Furti, ricettazione e droga: 8 arresti. Smantellata organizzazione operante anche in Ciociaria

Nell’esecuzione dell’ordinanza è stata recuperata diversa refurtiva in oro ed argento, 1,2 Kg di droga e oltre 15 mila euro in contanti

Furti in appartamenti di lusso, ricettazioni di gioielli, orologi di valore e oro ma anche traffico di droga: disarticolata un’associazione a delinquere operante anche in Ciociaria.

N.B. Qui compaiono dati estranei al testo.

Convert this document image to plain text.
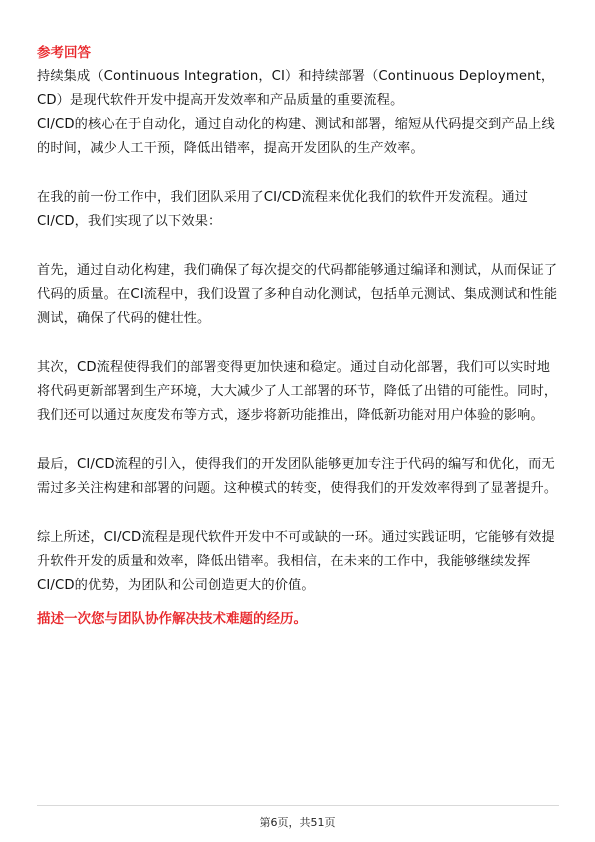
参考回答

持续集成（Continuous Integration，CI）和持续部署（Continuous Deployment，CD）是现代软件开发中提高开发效率和产品质量的重要流程。

CI/CD的核心在于自动化，通过自动化的构建、测试和部署，缩短从代码提交到产品上线的时间，减少人工干预，降低出错率，提高开发团队的生产效率。

在我的前一份工作中，我们团队采用了CI/CD流程来优化我们的软件开发流程。通过CI/CD，我们实现了以下效果：

首先，通过自动化构建，我们确保了每次提交的代码都能够通过编译和测试，从而保证了代码的质量。在CI流程中，我们设置了多种自动化测试，包括单元测试、集成测试和性能测试，确保了代码的健壮性。

其次，CD流程使得我们的部署变得更加快速和稳定。通过自动化部署，我们可以实时地将代码更新部署到生产环境，大大减少了人工部署的环节，降低了出错的可能性。同时，我们还可以通过灰度发布等方式，逐步将新功能推出，降低新功能对用户体验的影响。

最后，CI/CD流程的引入，使得我们的开发团队能够更加专注于代码的编写和优化，而无需过多关注构建和部署的问题。这种模式的转变，使得我们的开发效率得到了显著提升。

综上所述，CI/CD流程是现代软件开发中不可或缺的一环。通过实践证明，它能够有效提升软件开发的质量和效率，降低出错率。我相信，在未来的工作中，我能够继续发挥CI/CD的优势，为团队和公司创造更大的价值。

描述一次您与团队协作解决技术难题的经历。

第6页，共51页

La Dia ha eseguito, su disposizione della Procura della Repubblica di Roma, un’ordinanza di custodia cautelare emessa dal Gip del Tribunale di Roma nei confronti di 8 persone, italiane e straniere, accusate di appartenere ad un’associazione a delinquere operante a Roma e nelle province di Foggia, Terni, Frosinone, Latina, L’Aquila e Viterbo. In particolare il provvedimento cautelare è stato emesso nell’ambito dell’operazione “Shpirti”, a seguito di indagini – effettuate tra novembre 2019 e marzo 2020 – che avrebbero consentito di raccogliere gravi indizi di colpevolezza a carico di 5 persone di nazionalità albanese, 2 italiani, un macedone, in relazione alla ricettazione di oggetti preziosi, lingotti in oro ed orologi di pregio di ingente valore, trafugati a seguito di molteplici furti in appartamenti di lusso.

Le indagini

Per ciascun evento delittuoso è stato ricostruito il “modus operandi” dei furti (quasi sempre in orario notturno, dopo servizi di osservazione su obiettivi segnalati da terze persone coinvolte con il ruolo di “talpe”), nonché i canali di ricettazione della refurtiva, rivenduta illegalmente nell’hinterland capitolino. Nello stesso contesto, sono state accertate e documentate diverse cessioni, avvenute tra Roma e Terni, di marijuana e cocaina, nonché la coltivazione di una piantagione di marjuana realizzata all’interno di una Riserva Naturale nel Comune di Nazzano Romano.

I provvedimenti

L’esecuzione dell’operazione “Shpirti” costituisce lo sviluppo di approfondite investigazioni iniziate dalla Direzione Distrettuale Antimafia e dalla Dia di Bari relative al contrasto del traffico internazionale di sostanze stupefacenti dall’Albania alla Puglia. I provvedimenti cautelari – per i quali il Gip ha disposto la custodia in carcere – sono stati eseguiti dalla Direzione Investigativa Antimafia con il supporto delle altre Forze di Polizia e del Servizio per la Cooperazione Internazionale di Polizia (S.C.I.P), nella città di Roma, zona Giardinetti, Ponte di Nona, Borghesiana, nel quartiere di “Tor Bella Monaca” connotato – viene evidenziato – da una significativa “densità criminale”, nella città di Terni. Nell’esecuzione dell’ordinanza è stata recuperata diversa refurtiva in oro ed argento, verosimilmente oggetto di ricettazione, 1,2 Kg di sostanza stupefacente del tipo cocaina e marijuana e oltre 15 mila euro di denaro contante.